Git#

An interactive Git Tutorial: the tool you didn’t know you needed#

Note: this tutorial was particularly modeled, and therefore owes a lot, to the excellent materials offered in:

  1. “Git for Scientists: A Tutorial” by John McDonnell (no link as this tutorial seems to have disappeared from the internet).

  2. Emanuele Olivetti’s lecture notes and exercises from the G-Node summer school on Advanced Scientific Programming in Python.

In particular I’ve reused the excellent images from the Pro Git book that John had already selected and downloaded, as well as some of his outline. But this version of the tutorial aims to be 100% reproducible by being executed directly as an IPython notebook and is hosted itself on GitHub so that others can more easily make improvements to it by collaborating on Github. Many thanks to John and Emanuele for making their materials available online.

After writing this document, I discovered J.R. Johansson’s tutorial on version control that is also written as a fully reproducible notebook and is also aimed at a scientific audience. It has a similar spirit to this one, and is part of his excellent series Lectures on Scientific Computing with Python that is entirely available as Jupyter Notebooks.

Wikipedia defines version control as

Version control

Revision control, also known as version control, source control or software configuration management (SCM), is the management of changes to documents, programs, and other information stored as computer files.

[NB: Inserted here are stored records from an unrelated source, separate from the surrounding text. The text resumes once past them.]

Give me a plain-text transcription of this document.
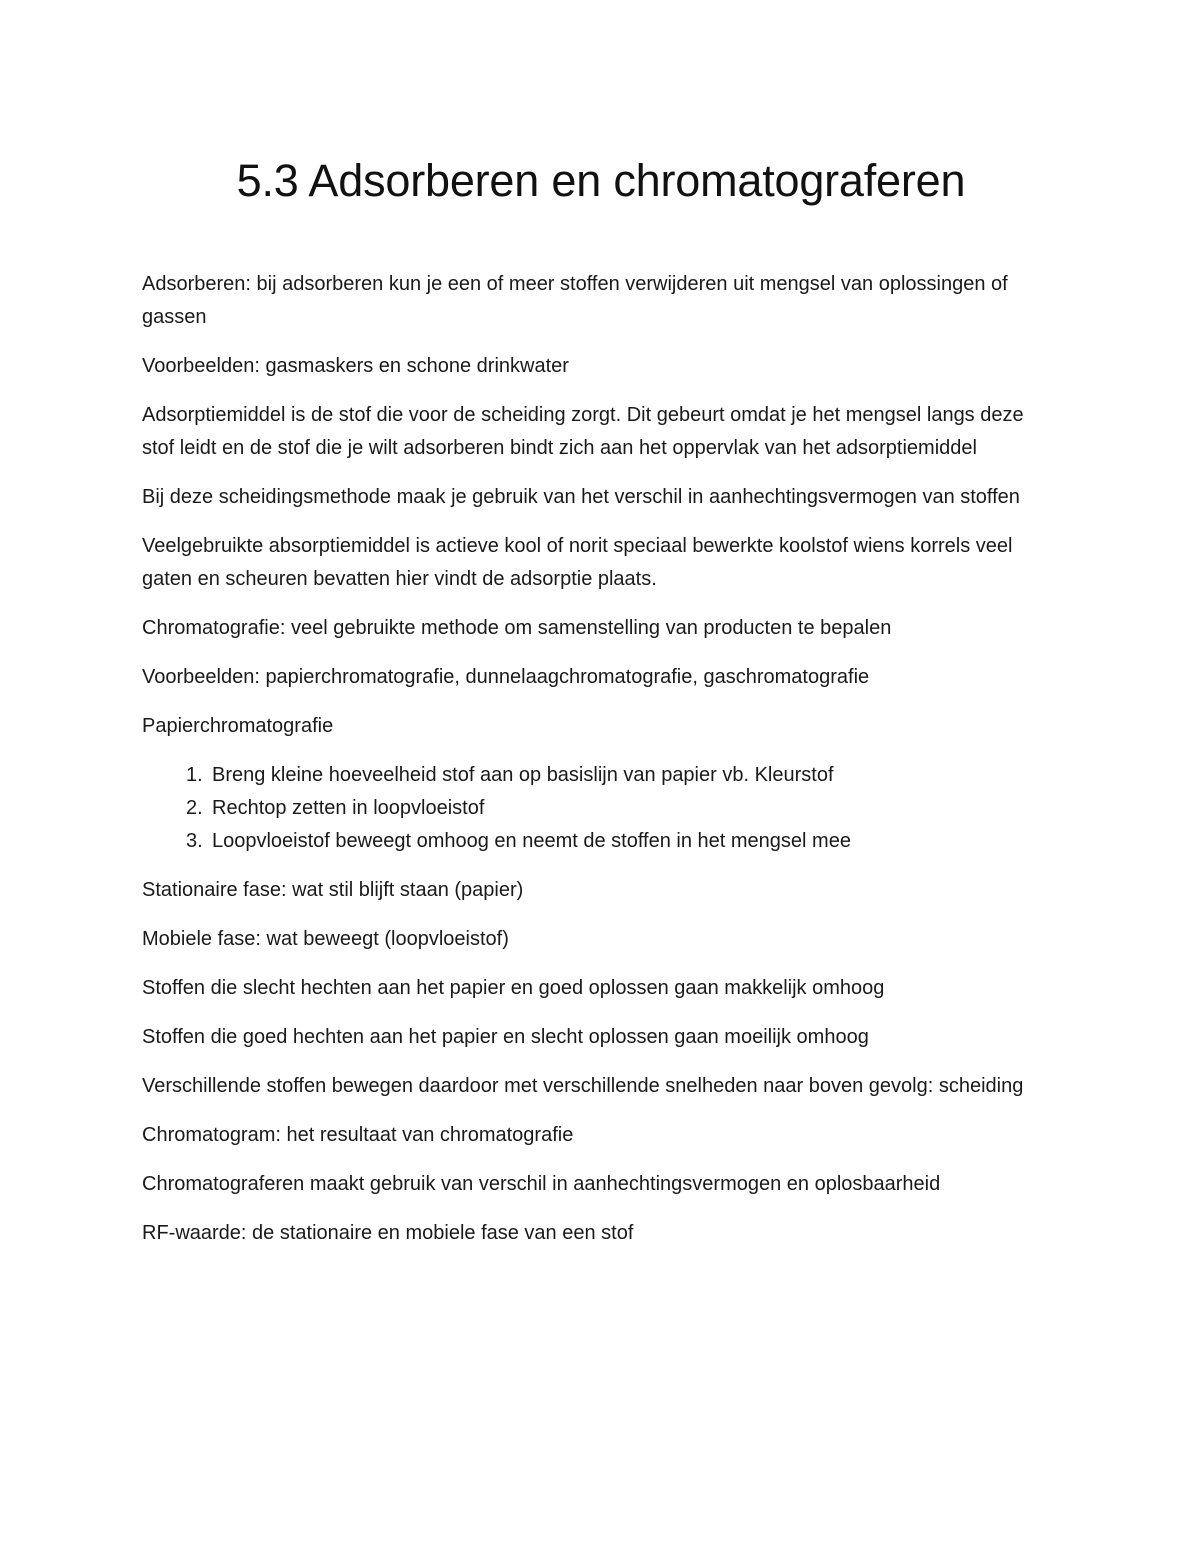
5.3 Adsorberen en chromatograferen

Adsorberen: bij adsorberen kun je een of meer stoffen verwijderen uit mengsel van oplossingen of gassen

Voorbeelden: gasmaskers en schone drinkwater

Adsorptiemiddel is de stof die voor de scheiding zorgt. Dit gebeurt omdat je het mengsel langs deze stof leidt en de stof die je wilt adsorberen bindt zich aan het oppervlak van het adsorptiemiddel

Bij deze scheidingsmethode maak je gebruik van het verschil in aanhechtingsvermogen van stoffen

Veelgebruikte absorptiemiddel is actieve kool of norit speciaal bewerkte koolstof wiens korrels veel gaten en scheuren bevatten hier vindt de adsorptie plaats.

Chromatografie: veel gebruikte methode om samenstelling van producten te bepalen

Voorbeelden: papierchromatografie, dunnelaagchromatografie, gaschromatografie

Papierchromatografie

1. Breng kleine hoeveelheid stof aan op basislijn van papier vb. Kleurstof
2. Rechtop zetten in loopvloeistof
3. Loopvloeistof beweegt omhoog en neemt de stoffen in het mengsel mee

Stationaire fase: wat stil blijft staan (papier)

Mobiele fase: wat beweegt (loopvloeistof)

Stoffen die slecht hechten aan het papier en goed oplossen gaan makkelijk omhoog

Stoffen die goed hechten aan het papier en slecht oplossen gaan moeilijk omhoog

Verschillende stoffen bewegen daardoor met verschillende snelheden naar boven gevolg: scheiding

Chromatogram: het resultaat van chromatografie

Chromatograferen maakt gebruik van verschil in aanhechtingsvermogen en oplosbaarheid

RF-waarde: de stationaire en mobiele fase van een stof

Version control systems allow you to build better reproducible workflows by tracking and recreating every step of your work. A good version control tools gives you

  • Peace of mind (backups)

  • Freedom (exploratory branching)

  • Collaboration (synchronization)

Git is an enabling technology, the idea is that we can use version control for everything:

  • Paper writing (never get paper_v5_john_jane_final_oct22_really_final.tex by email again!)

  • Grant writing

  • Everyday research

  • Teaching (never accept an emailed homework assignment again!)

The plan for this tutorial#

This tutorial is structured in the following way: we will begin with a brief overview of key concepts you need to understand in order for git to really make sense. We will then dive into hands-on work: after a brief interlude into necessary configuration we will discuss 5 “stages of git” with scenarios of increasing sophistication and complexity, introducing the necessary commands for each stage:

  1. Local, single-user, linear workflow

  2. Single local user, branching

  3. Using remotes as a single user

  4. Remotes for collaborating in a small team

  5. Full-contact github: distributed collaboration with large teams

In reality, this tutorial only covers stages 1-4, since for #5 there are many software development-oriented tutorials and documents of very high quality online. But most scientists start working alone with a few files or with a small team, so I feel it’s important to build first the key concepts and practices based on problems scientists encounter in their everyday life and without the jargon of the software world. Once you’ve become familiar with 1-4, the excellent tutorials that exist about collaborating on GitHub on open-source projects should make sense.